A conservation volunteer has criticised supermarket giant Tesco for not collecting trolleys more than a week after they were reported.

Ten days after volunteers fished out trolleys from the River Ock, in Abingdon, Tesco has still not picked them up. And, in the meantime, two of the trolleys have been thrown back into the water.

Eleanor Dangerfield, of Masefield Crescent, Abingdon, was one of 140 volunteers from local churches who spent the weekend litter-picking in hotspots across the town.

The volunteers used a hook and rope to pull four trolleys from the river, at Ock Walk, and Mrs Dangerfield, 60, reported the find to Tesco the next day, asking the company to remove them from the path.

But, five days later, she said she became so frustrated she took one of them into the superstore in Marcham Road herself.
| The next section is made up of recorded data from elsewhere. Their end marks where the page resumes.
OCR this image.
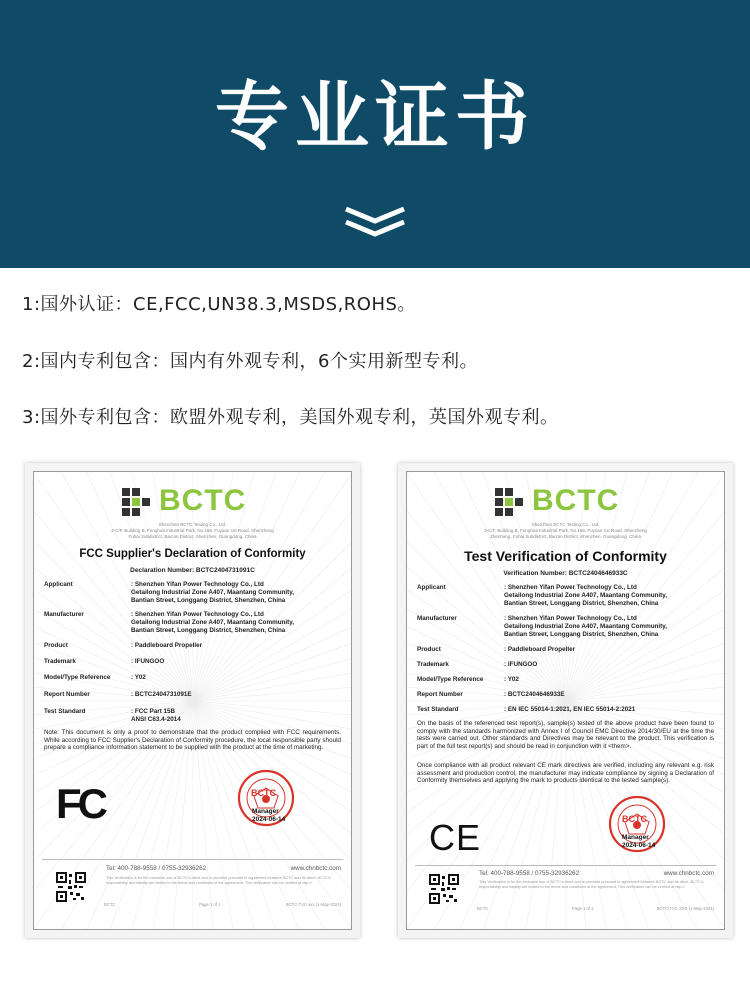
专业证书
1:国外认证：CE,FCC,UN38.3,MSDS,ROHS。
2:国内专利包含：国内有外观专利，6个实用新型专利。
3:国外专利包含：欧盟外观专利，美国外观专利，英国外观专利。
BCTC
Shenzhen BCTC Testing Co., Ltd.
3-C/F, Building B, Fenghua Industrial Park, No.168, Fuyuan 1st Road, Shenzheng
Fuhai Subdistrict, Bao'an District, Shenzhen, Guangdong, China
FCC Supplier's Declaration of Conformity
Declaration Number: BCTC2404731091C
Applicant	: Shenzhen Yifan Power Technology Co., Ltd
Getailong Industrial Zone A407, Maantang Community,
Bantian Street, Longgang District, Shenzhen, China
Manufacturer	: Shenzhen Yifan Power Technology Co., Ltd
Getailong Industrial Zone A407, Maantang Community,
Bantian Street, Longgang District, Shenzhen, China
Product	: Paddleboard Propeller
Trademark	: IFUNGOO
Model/Type Reference	: Y02
Report Number	: BCTC2404731091E
Test Standard	: FCC Part 15B
ANSI C63.4-2014
Note: This document is only a proof to demonstrate that the product complied with FCC requirements. While according to FCC Supplier's Declaration of Conformity procedure, the local responsible party should prepare a compliance information statement to be supplied with the product at the time of marketing.
FC	BCTC
Manager
2024-06-14
Tel: 400-788-9558 / 0755-32936262	www.chnbctc.com
This Verification is for the exclusive use of BCTC's client and is provided pursuant to agreement between BCTC and its client. BCTC's responsibility and liability are limited to the terms and conditions of the agreement. This verification can be verified at http://
BCTC	Page 1 of 1	BCTC-TVC-xxx (1-May-2024)
BCTC
Shenzhen BCTC Testing Co., Ltd.
3-C/F, Building B, Fenghua Industrial Park, No.168, Fuyuan 1st Road, Shenzheng
Zhenhang, Fuhai Subdistrict, Bao'an District, Shenzhen, Guangdong, China
Test Verification of Conformity
Verification Number: BCTC2404646933C
Applicant	: Shenzhen Yifan Power Technology Co., Ltd
Getailong Industrial Zone A407, Maantang Community,
Bantian Street, Longgang District, Shenzhen, China
Manufacturer	: Shenzhen Yifan Power Technology Co., Ltd
Getailong Industrial Zone A407, Maantang Community,
Bantian Street, Longgang District, Shenzhen, China
Product	: Paddleboard Propeller
Trademark	: IFUNGOO
Model/Type Reference	: Y02
Report Number	: BCTC2404646933E
Test Standard	: EN IEC 55014-1:2021, EN IEC 55014-2:2021
On the basis of the referenced test report(s), sample(s) tested of the above product have been found to comply with the standards harmonized with Annex I of Council EMC Directive 2014/30/EU at the time the tests were carried out. Other standards and Directives may be relevant to the product. This verification is part of the full test report(s) and should be read in conjunction with it <them>.
Once compliance with all product relevant CE mark directives are verified, including any relevant e.g. risk assessment and production control, the manufacturer may indicate compliance by signing a Declaration of Conformity themselves and applying the mark to products identical to the tested sample(s).
CE	BCTC
Manager
2024-06-14
Tel: 400-788-9558 / 0755-32936262	www.chnbctc.com
This Verification is for the exclusive use of BCTC's client and is provided pursuant to agreement between BCTC and its client. BCTC's responsibility and liability are limited to the terms and conditions of the agreement. This verification can be verified at http://
BCTC	Page 1 of 1	BCTC/TVC-XXX-(1-May-2024)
She said: "The reaction of the staff on customer service when a dirty trolley covered in dried up water weed was wheeled into the store was rather like that of chickens when a fox gets into the hen coop.

"Needless to say, by the next morning, two of the remaining trolleys were back in the river.

"It's very dispiriting. We are getting really fed up of the trolleys that are around - and the ones that are dumped in the Ock."

Tesco spokesman Adam Fisher said magnetic strips and coin-operated trolleys were used as a way to prevent them leaving car parks in some stores, but called these a "last resort".

He said: "Trolleys cannot be retrieved immediately, unfortunately, as we tend to get contractors out to collect them.

"In some cases it can take up to a week, or so.

"We apologise and we try to collect them as soon as we can. It would be really helpful if people did not take them away."